Hawks' Carroll, Cowboys' Graham are unsung but not unappreciated

Junior forwards deliver pair of clutch performances en route to regional final

Ncaa Regional

East Rutherford

March 27, 2004|By Don Markus | Don Markus,SUN STAFF

EAST RUTHERFORD, N.J. - Pat Carroll and Joey Graham don't get a fraction of the attention that some of their teammates on the Saint Joseph's and Oklahoma State basketball teams receive, but make no mistake that the junior forwards will have an impact on tonight's NCAA tournament East Rutherford Regional final.

If not for Carroll's 17 points and eight rebounds in his team's 84-80 victory over No. 4 seed Wake Forest on Thursday night at Continental Airlines Arena, the top-seeded Hawks would be back home in Philadelphia, being second-guessed about how good their season had been.

If not for the three baskets Graham scored in a little over two minutes of the second half in his team's 63-51 victory earlier in the night that helped break up a close game against third-seeded Pittsburgh, the No. 2 seeded Cowboys might have watched their season end, too.

As a result of what the 6-foot-5 Carroll, considered by many to be his team's best shooter, and 6-7 Graham, thought to be the most athletic player on an athletic team, did in their respective Sweet 16 games, Saint Joseph's (30-1) and Oklahoma State (30-3) will play for a chance to go to the Final Four next week in San Antonio.

"Pat Carroll has been coming up big for us," said junior guard Delonte West, who came up large himself by scoring 24 points against the Demon Deacons, including the game-sealing free throws with six seconds remaining. "We like to call him the silent assassin. You concentrate so much on us, he hits you with another one."

Said All-America point guard Jameer Nelson, who also scored 24 points: "I think once I got the chance to penetrate, they were leaving him right open.

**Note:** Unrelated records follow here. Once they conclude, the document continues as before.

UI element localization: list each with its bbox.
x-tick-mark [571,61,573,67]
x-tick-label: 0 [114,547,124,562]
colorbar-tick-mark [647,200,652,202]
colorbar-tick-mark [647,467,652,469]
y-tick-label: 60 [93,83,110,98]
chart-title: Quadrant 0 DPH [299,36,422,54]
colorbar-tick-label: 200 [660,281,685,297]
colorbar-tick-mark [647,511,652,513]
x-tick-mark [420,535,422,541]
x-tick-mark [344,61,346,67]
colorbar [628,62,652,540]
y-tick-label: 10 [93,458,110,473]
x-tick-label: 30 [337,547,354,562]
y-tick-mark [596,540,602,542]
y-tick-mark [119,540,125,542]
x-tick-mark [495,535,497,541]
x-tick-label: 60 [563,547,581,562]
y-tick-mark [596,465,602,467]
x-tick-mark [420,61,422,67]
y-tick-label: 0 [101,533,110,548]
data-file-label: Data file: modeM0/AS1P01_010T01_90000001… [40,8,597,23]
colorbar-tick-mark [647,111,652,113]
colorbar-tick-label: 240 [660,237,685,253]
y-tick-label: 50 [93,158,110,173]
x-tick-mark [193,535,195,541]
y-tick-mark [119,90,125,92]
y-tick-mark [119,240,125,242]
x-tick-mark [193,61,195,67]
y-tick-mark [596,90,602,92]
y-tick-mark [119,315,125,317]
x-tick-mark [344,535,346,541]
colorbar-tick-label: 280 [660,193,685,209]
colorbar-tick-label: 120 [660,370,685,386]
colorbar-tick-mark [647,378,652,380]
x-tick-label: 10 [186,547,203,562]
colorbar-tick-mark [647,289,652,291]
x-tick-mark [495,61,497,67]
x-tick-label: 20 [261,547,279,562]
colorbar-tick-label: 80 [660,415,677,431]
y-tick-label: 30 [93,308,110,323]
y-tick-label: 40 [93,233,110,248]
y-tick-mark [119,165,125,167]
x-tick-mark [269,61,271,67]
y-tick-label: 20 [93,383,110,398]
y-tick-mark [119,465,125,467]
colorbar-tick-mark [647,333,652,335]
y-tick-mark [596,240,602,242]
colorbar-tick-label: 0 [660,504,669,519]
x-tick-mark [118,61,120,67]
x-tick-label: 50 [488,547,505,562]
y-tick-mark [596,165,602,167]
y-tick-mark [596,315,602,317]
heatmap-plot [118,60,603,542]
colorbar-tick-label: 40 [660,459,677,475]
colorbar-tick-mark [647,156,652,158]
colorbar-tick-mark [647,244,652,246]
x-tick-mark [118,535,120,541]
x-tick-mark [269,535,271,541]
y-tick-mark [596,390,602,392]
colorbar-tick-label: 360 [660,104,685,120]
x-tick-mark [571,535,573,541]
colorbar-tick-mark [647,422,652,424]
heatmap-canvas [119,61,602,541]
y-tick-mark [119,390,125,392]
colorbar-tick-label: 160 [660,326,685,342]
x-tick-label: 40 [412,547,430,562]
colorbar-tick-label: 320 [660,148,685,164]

For him, it's like a layup. I think once he gets rolling, it's like he's unguardable, like he's just standing out there on the three-point line and just shooting his shot."

There was a time this season when the only thing that was falling for Carroll was his confidence. After starting the season by making three of five three-pointers and four of six shots overall in a 73-66 upset of Gonzaga in the Coaches vs. Cancer Classic at Madison Square Garden, Carroll went into a slump that lasted nearly two months.

Carroll kept his starting job but saw some of his minutes go to freshman Chet Stachitas.

"I wasn't worried how much time I'm going to get here," Carroll said yesterday. "I knew it's upon myself, I've got to step up my game and play better. As long as we got the wins, everything was going well for me."

Said Saint Joseph's coach Phil Martelli: "The hard thing for Pat is that I knew how hard Pat had worked all summer. I had seen that he was playing better basketball, but he wasn't shooting the ball better."

Carroll worked hard to get out of a slump in which he missed 30 of 40 three-pointers in an eight-game stretch. He spent extra time at the school's field house taking hundreds of shots before and after practice. He got all kinds of advice, but listened mostly to what his older brother Matt, a former Notre Dame captain now with the San Antonio Spurs, told him.

After being cut by a couple of NBA teams last fall, the older brother returned to the family's home outside Philadelphia and began working with his younger brother.

"A lot of people were encouraging me when I was missing my shots, but when I worked out with him, his words seemed to stick with me more than other people," said Pat Carroll. "I can trust him, because he's been with me all my life. He kept encouraging me that it would come, and it did."

With a couple of three-pointers in the second half of an 81-73 win at Xavier on Jan. 17, Carroll emerged from his slump. He hit 22 of 33 threes over a five-game stretch to regain the confidence in himself, as well as from his teammates and Martelli. He is currently ranked eighth in Division I in three-point shooting at 46.9 percent and averages 10.2 points a game.

Graham is the third option - and sometimes the fourth - on an Oklahoma State team that features senior guard Tony Allen and junior guard John Lucas, and is often left unguarded. And there are times when he is simply unstoppable.

Take the night Graham scored 36 points against Nebraska, the most points by a Cowboy player since Randy Rutherford scored 45 during Oklahoma State's last Final Four season in 1994-95. Or the dunk he made over Wayne Simien of Kansas, or another he made in the team's coming-of-age win at Texas.

"A lot of times a lot of teams put a lot of emphasis on John and Tony, it kind of leaves me with the opportunity for some open looks," Graham said. "At that point in time [against Pitt], I just tried to take advantage of the situation."

Graham, who transferred two years ago to Oklahoma State from Central Florida with his twin brother, Stevie, made an off-balance jumper in the lane to start a 20-9 run to end the game against the Panthers. He finished with nine points and six rebounds.

"When John was on the bench and Tony was struggling for a little bit, somebody had to step up and make a few buckets," said Graham, who is averaging 12.1 points and 4.9 rebounds. "That's what's so special about this team. You can't focus on one person. We have a lot of options to go to."